I think it depends on the angle in which you are going for. I have a CD that has your typical run of the mill Halloween type songs like Thriller, Monster Mash, Ghostbusters, Purple People Eater, Time Warp... ect. These are fun "party songs" but are not what I use on actual Halloween.
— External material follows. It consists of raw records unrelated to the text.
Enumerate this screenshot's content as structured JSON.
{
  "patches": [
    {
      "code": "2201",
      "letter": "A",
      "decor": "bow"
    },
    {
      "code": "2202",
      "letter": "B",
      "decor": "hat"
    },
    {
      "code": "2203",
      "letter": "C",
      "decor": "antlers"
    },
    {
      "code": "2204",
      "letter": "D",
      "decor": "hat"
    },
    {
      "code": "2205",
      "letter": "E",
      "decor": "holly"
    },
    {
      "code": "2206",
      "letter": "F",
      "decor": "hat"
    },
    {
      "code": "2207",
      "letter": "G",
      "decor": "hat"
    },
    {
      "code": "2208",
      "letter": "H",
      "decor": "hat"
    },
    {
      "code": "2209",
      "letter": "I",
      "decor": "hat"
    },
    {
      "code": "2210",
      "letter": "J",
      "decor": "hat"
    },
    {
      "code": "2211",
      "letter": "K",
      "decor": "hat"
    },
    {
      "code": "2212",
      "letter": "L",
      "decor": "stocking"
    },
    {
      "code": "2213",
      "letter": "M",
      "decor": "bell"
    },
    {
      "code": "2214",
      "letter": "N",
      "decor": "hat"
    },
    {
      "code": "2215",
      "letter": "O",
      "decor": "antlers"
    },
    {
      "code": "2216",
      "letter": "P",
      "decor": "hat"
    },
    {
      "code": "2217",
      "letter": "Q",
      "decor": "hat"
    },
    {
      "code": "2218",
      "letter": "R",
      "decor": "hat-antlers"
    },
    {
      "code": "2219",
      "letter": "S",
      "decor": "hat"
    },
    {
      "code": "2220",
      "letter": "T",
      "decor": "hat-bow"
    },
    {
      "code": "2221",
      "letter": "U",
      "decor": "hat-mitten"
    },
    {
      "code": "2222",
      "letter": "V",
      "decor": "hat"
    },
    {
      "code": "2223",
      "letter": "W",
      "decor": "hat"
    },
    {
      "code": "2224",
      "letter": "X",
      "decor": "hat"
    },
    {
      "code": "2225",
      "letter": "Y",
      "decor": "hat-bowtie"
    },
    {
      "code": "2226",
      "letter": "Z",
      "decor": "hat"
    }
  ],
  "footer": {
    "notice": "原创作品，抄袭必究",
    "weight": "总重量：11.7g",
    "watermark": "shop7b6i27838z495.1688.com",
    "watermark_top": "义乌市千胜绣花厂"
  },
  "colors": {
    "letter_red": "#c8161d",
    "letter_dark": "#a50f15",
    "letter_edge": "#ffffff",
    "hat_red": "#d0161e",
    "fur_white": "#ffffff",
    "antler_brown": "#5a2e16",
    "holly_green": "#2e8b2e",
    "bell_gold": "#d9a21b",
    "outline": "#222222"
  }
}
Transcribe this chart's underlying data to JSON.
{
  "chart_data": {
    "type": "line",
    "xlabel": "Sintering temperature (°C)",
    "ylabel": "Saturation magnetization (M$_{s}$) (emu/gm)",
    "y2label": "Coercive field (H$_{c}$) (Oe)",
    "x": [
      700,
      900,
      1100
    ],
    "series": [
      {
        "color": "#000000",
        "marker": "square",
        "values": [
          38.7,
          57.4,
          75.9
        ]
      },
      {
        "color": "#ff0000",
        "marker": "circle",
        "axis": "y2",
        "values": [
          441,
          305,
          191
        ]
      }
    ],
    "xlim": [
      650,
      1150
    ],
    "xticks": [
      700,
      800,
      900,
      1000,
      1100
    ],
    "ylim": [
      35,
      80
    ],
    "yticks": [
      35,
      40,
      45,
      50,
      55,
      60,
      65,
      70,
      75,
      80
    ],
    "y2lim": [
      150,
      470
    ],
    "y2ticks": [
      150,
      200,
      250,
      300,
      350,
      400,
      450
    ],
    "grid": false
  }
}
I tend to use more mood music and tracks from many from soundtracks including... Amityville Horror, Bram Stocker's Dracula, Brother's Grimm, Corpse Bride, Edward Scissor Hands, Friday The 13th, Chronicles Of Narnia, Casper, Harry Potter, Doctor Who, SharkBoy & LavaGirl, Nightmare Before Christmas, Pan's Labyrinth, Passion Of Christ, Sleepy Hollow, Stardust, Xfiles... etc. to name more than a few. lol


----------



## Dinosaur1972 (Mar 28, 2007)

When I first started collecting, I had a CD each of "fun songs", "dark songs", and "kid songs". You just can't mix stuff like "Ghostbusters" with "Red Right Hand", or "Thriller" with "Haunted Dancehall".


----------



## flopo (Oct 12, 2010)

Dinosaur1972 said:


> When I first started collecting, I had a CD each of "fun songs", "dark songs", and "kid songs". You just can't mix stuff like "Ghostbusters" with "Red Right Hand", or "Thriller" with "Haunted Dancehall".



I see your point.


----------



## walkingcorpse (Aug 29, 2008)

I don't think anyone has suggested "Deadman's Party" by Oingo Boingo or "Weird Science" by Thomas Dolby yet (yes I grew up in the 80s.)


----------